A couple of weeks ago, I sat in on a webinar hosted by FundFire. The topic was “Consultant Roundtable: How to Get on the Recommended List.”
For a number of my clients and contacts, the entire purpose of their investment management marketing strategy is to get their firms on as many approved lists as possible.
With that in mind, there were a couple of interesting points of emphasis to pass along, as it relates to building a high-quality relationship between investment managers and their consultant buyer personas.
Know your Audience
The investment management consultants on FundFire's panel agreed that it is important for asset managers to learn the key attributes of what a consultant is looking for in a placement.
Due diligence enables a manager to be concise and on-point in their communications, sending along only the content which demonstrates knowledge of what’s important with regard to the placement, as well as how a manager’s approach dovetails with the consultant's needs.
Each unquestionably believed that managers need to offer "proof" supporting their firm's case, but that managers need not send along extraneous content that doesn’t focus like a laser on what a particular consultant needs.
Anything else is unwanted noise.
Past performance is no guarantee…
Getting on an approved list is not easy; indeed, the entire process is designed to make it challenging.
As such, one of the most important questions consultants ask when looking at a manager for the first time is this:
Is a particular firm’s strategy and organization set up in a way that is designed to stand the test of time?

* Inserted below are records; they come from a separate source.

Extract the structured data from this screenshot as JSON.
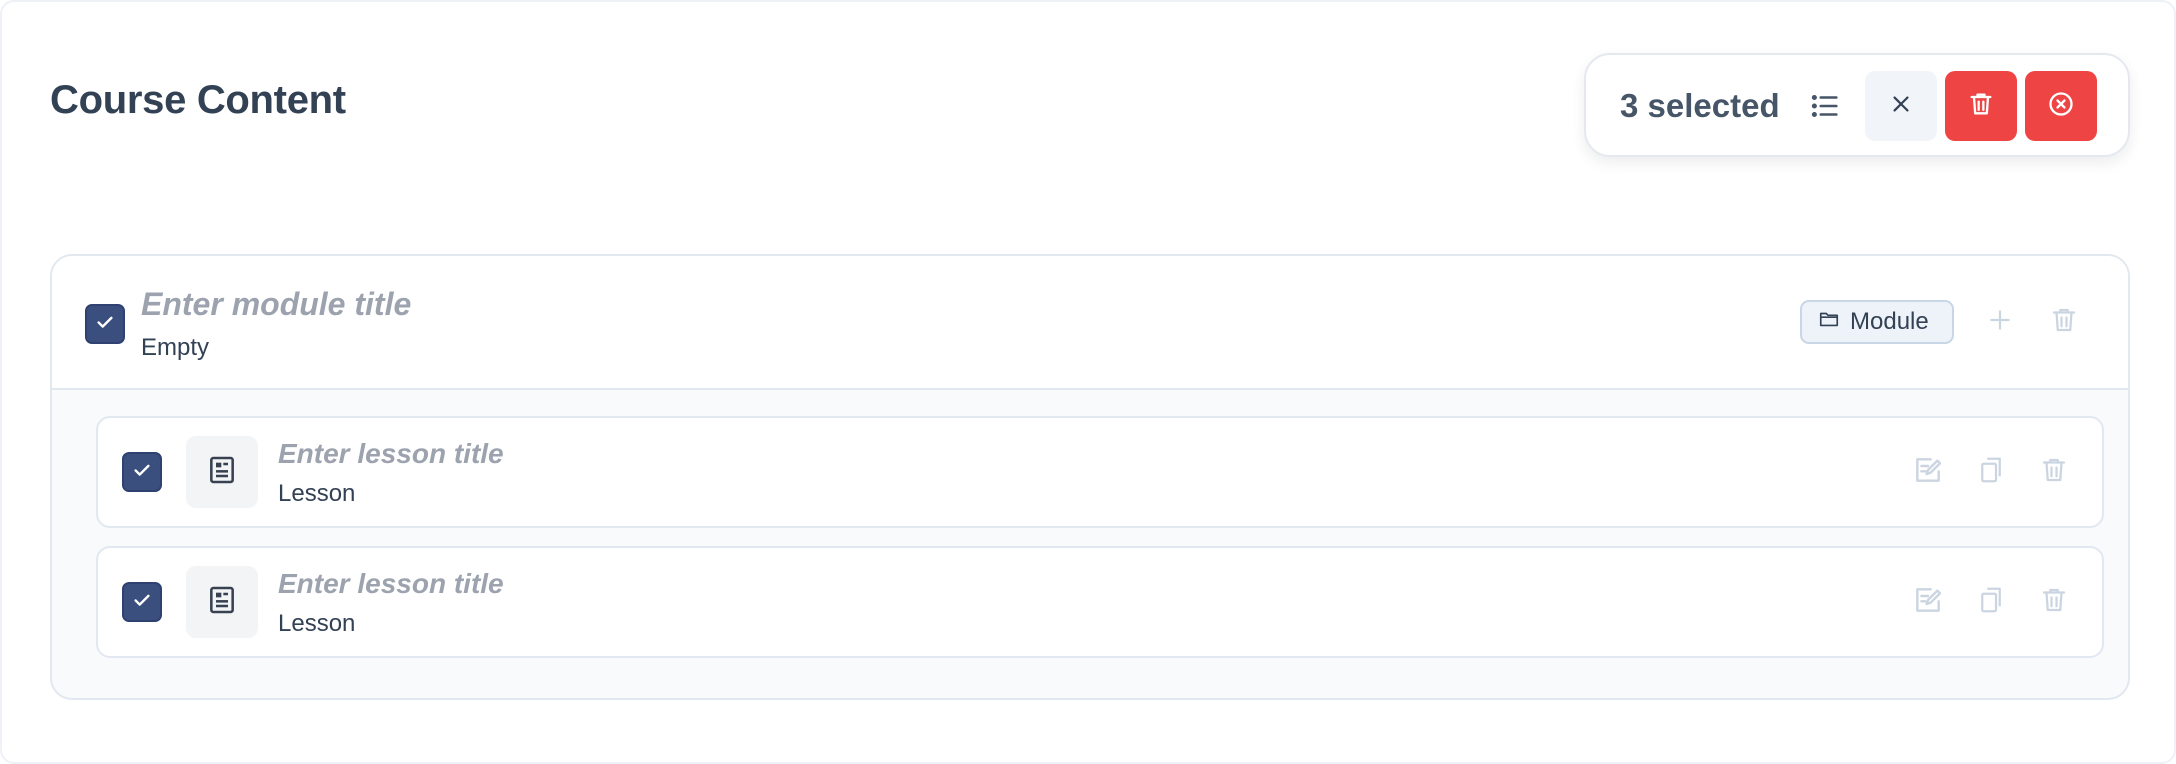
{
  "page": {
    "title": "Course Content"
  },
  "selection_bar": {
    "count_label": "3 selected",
    "icons": [
      "list-icon",
      "close-icon",
      "trash-icon",
      "circle-x-icon"
    ],
    "colors": {
      "danger": "#ef4444",
      "neutral": "#f1f4f8"
    }
  },
  "module": {
    "checked": true,
    "title_placeholder": "Enter module title",
    "subtitle": "Empty",
    "badge_label": "Module",
    "lessons": [
      {
        "checked": true,
        "title_placeholder": "Enter lesson title",
        "subtitle": "Lesson"
      },
      {
        "checked": true,
        "title_placeholder": "Enter lesson title",
        "subtitle": "Lesson"
      }
    ]
  },
  "colors": {
    "checkbox": "#3b4f7e",
    "text": "#334155",
    "placeholder": "#9ca3af"
  }
}
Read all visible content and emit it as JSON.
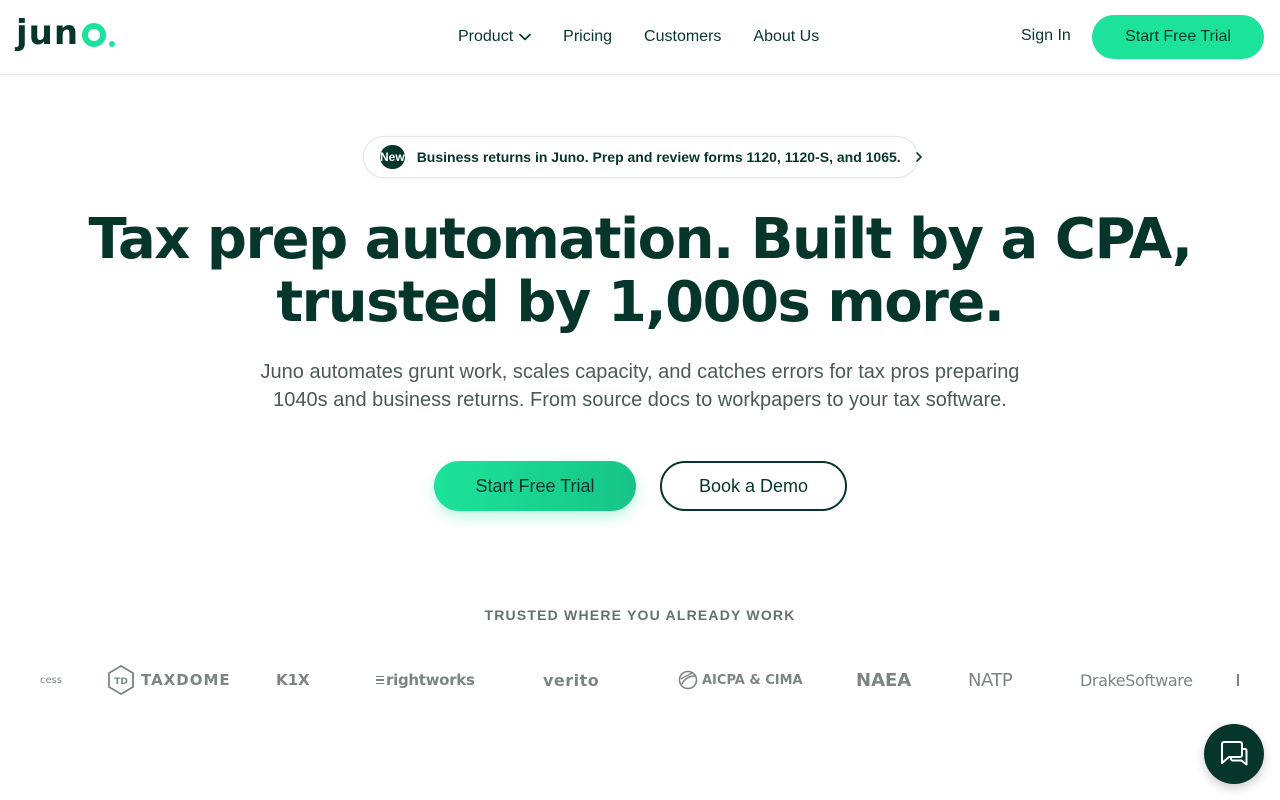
{
  "header": {
    "logo_text": "jun",
    "nav": [
      {
        "label": "Product",
        "has_dropdown": true
      },
      {
        "label": "Pricing"
      },
      {
        "label": "Customers"
      },
      {
        "label": "About Us"
      }
    ],
    "sign_in": "Sign In",
    "cta": "Start Free Trial"
  },
  "announcement": {
    "badge": "New",
    "text": "Business returns in Juno. Prep and review forms 1120, 1120-S, and 1065."
  },
  "hero": {
    "title_line1": "Tax prep automation. Built by a CPA,",
    "title_line2": "trusted by 1,000s more.",
    "subtitle_line1": "Juno automates grunt work, scales capacity, and catches errors for tax pros preparing",
    "subtitle_line2": "1040s and business returns. From source docs to workpapers to your tax software.",
    "primary_cta": "Start Free Trial",
    "secondary_cta": "Book a Demo"
  },
  "trusted": {
    "heading": "TRUSTED WHERE YOU ALREADY WORK",
    "logos": [
      "cess",
      "TAXDOME",
      "K1X",
      "rightworks",
      "verito",
      "AICPA & CIMA",
      "NAEA",
      "NATP",
      "DrakeSoftware"
    ]
  },
  "colors": {
    "brand_dark": "#05352b",
    "brand_green": "#1de39a",
    "muted_text": "#4a5a56",
    "logo_gray": "#7d8584"
  },
  "icons": {
    "chat": "chat-bubble-icon",
    "dropdown": "chevron-down-icon",
    "announcement_arrow": "chevron-right-icon"
  }
}
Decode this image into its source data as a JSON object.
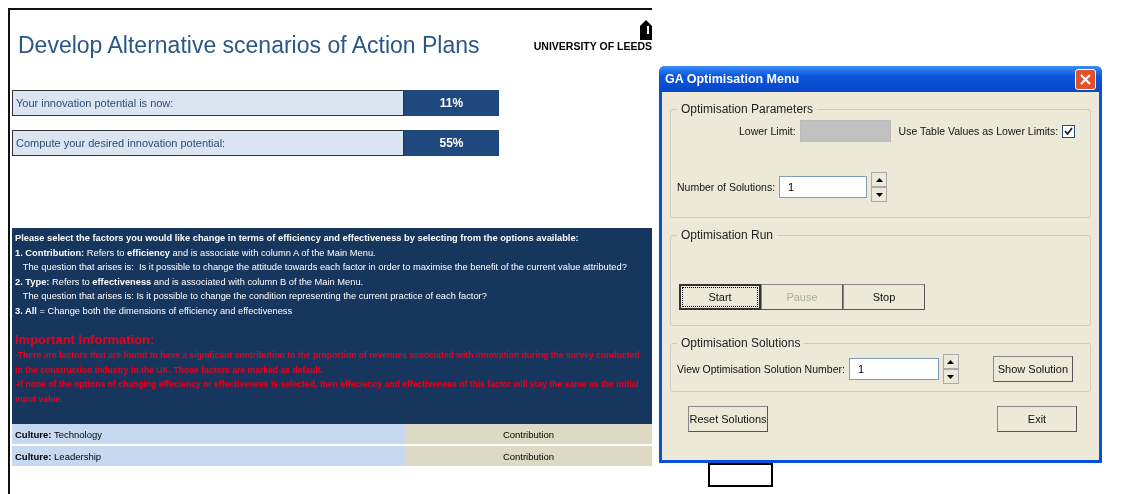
{
  "sheet": {
    "title": "Develop Alternative scenarios of Action Plans",
    "logo_text": "UNIVERSITY OF LEEDS",
    "potentials": [
      {
        "label": "Your innovation potential is now:",
        "value": "11%"
      },
      {
        "label": "Compute your desired innovation potential:",
        "value": "55%"
      }
    ],
    "instructions": [
      "**Please select the factors you would like change in terms of efficiency and effectiveness by selecting from the options available:**",
      "**1. Contribution:** Refers to **efficiency** and is associate with column A of the Main Menu.",
      "   The question that arises is:  Is it possible to change the attitude towards each factor in order to maximise the benefit of the current value attributed?",
      "**2. Type:** Refers to **effectiveness** and is associated with column B of the Main Menu.",
      "   The question that arises is: Is it possible to change the condition representing the current practice of each factor?",
      "**3. All** = Change both the dimensions of efficiency and effectiveness"
    ],
    "important_title": "Important Information:",
    "important": [
      "-There are factors that are found to have a significant contribution to the proportion of revenues associated with innovation during the survey conducted in the construction industry in the UK.  Those factors are marked as default.",
      "-If none of the options of changing effeciency or effectiveness is selected, then effeciency and effectiveness of this factor will stay the same as the initial input value."
    ],
    "factors": [
      {
        "category": "Culture:",
        "name": "Technology",
        "option": "Contribution"
      },
      {
        "category": "Culture:",
        "name": "Leadership",
        "option": "Contribution"
      }
    ]
  },
  "dialog": {
    "title": "GA Optimisation Menu",
    "parameters": {
      "legend": "Optimisation Parameters",
      "lower_limit_label": "Lower Limit:",
      "lower_limit_disabled": true,
      "use_table_label": "Use Table Values as Lower Limits:",
      "use_table_checked": true,
      "solutions_label": "Number of Solutions:",
      "solutions_value": "1"
    },
    "run": {
      "legend": "Optimisation Run",
      "buttons": [
        {
          "label": "Start",
          "focused": true,
          "disabled": false
        },
        {
          "label": "Pause",
          "focused": false,
          "disabled": true
        },
        {
          "label": "Stop",
          "focused": false,
          "disabled": false
        }
      ]
    },
    "solutions": {
      "legend": "Optimisation Solutions",
      "view_label": "View Optimisation Solution Number:",
      "view_value": "1",
      "show_button": "Show Solution"
    },
    "buttons": [
      "Reset Solutions",
      "Exit"
    ]
  }
}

Implicit here is the idea that it's not all about performance (and as I've written before, performance is a poor differentiator). In fact, one of the consultants specifically noted that relying on past performance to build a case for the future was rarely convincing.
These consultants didn’t particularly care about the past, in and of itself. What IS important is a firm’s ability to repeat that performance in the future.
In other words, what are you going to do to ensure the good times keep rolling along?
But even in those circumstances where performance has been good, if a firm has encountered manager turnover, regulatory difficulties, and/or unsettled management at the administrative level, it raises serious red flags about the firm’s future ability to continue to deliver on their promise.
Luckily it works both ways…
Because their responsibilities required a forward-looking posture, in practice this means requiring asset managers to account for both how they plan to sustain their good performance, as well as allowing them an opportunity to explain poor past performance as well.
Why did the investment portfolio underperform? Was it an aberration? Was it expected because of market/economic conditions?
The answer matters, because with the right explanation, the consultants said that overcoming poor performance actually isn’t difficult. They said it's the nature of the underperformance that's important. If it's due to a factor tilt, for example, consultants are typically understanding and will make allowances.
So long as there are no regulatory issues, the portfolio management team has been stable, and the firm's leadership is of the highest quality, short-term performance issues won’t have much of an effect on the strength of a consultant’s conviction with a given investment manager.
Where difficulties become more pronounced is when a manger’s stated approach doesn’t seem to be working (i.e.: they seek to provide portfolio alpha, but the approach has seen intermediate- to long-term returns erosion).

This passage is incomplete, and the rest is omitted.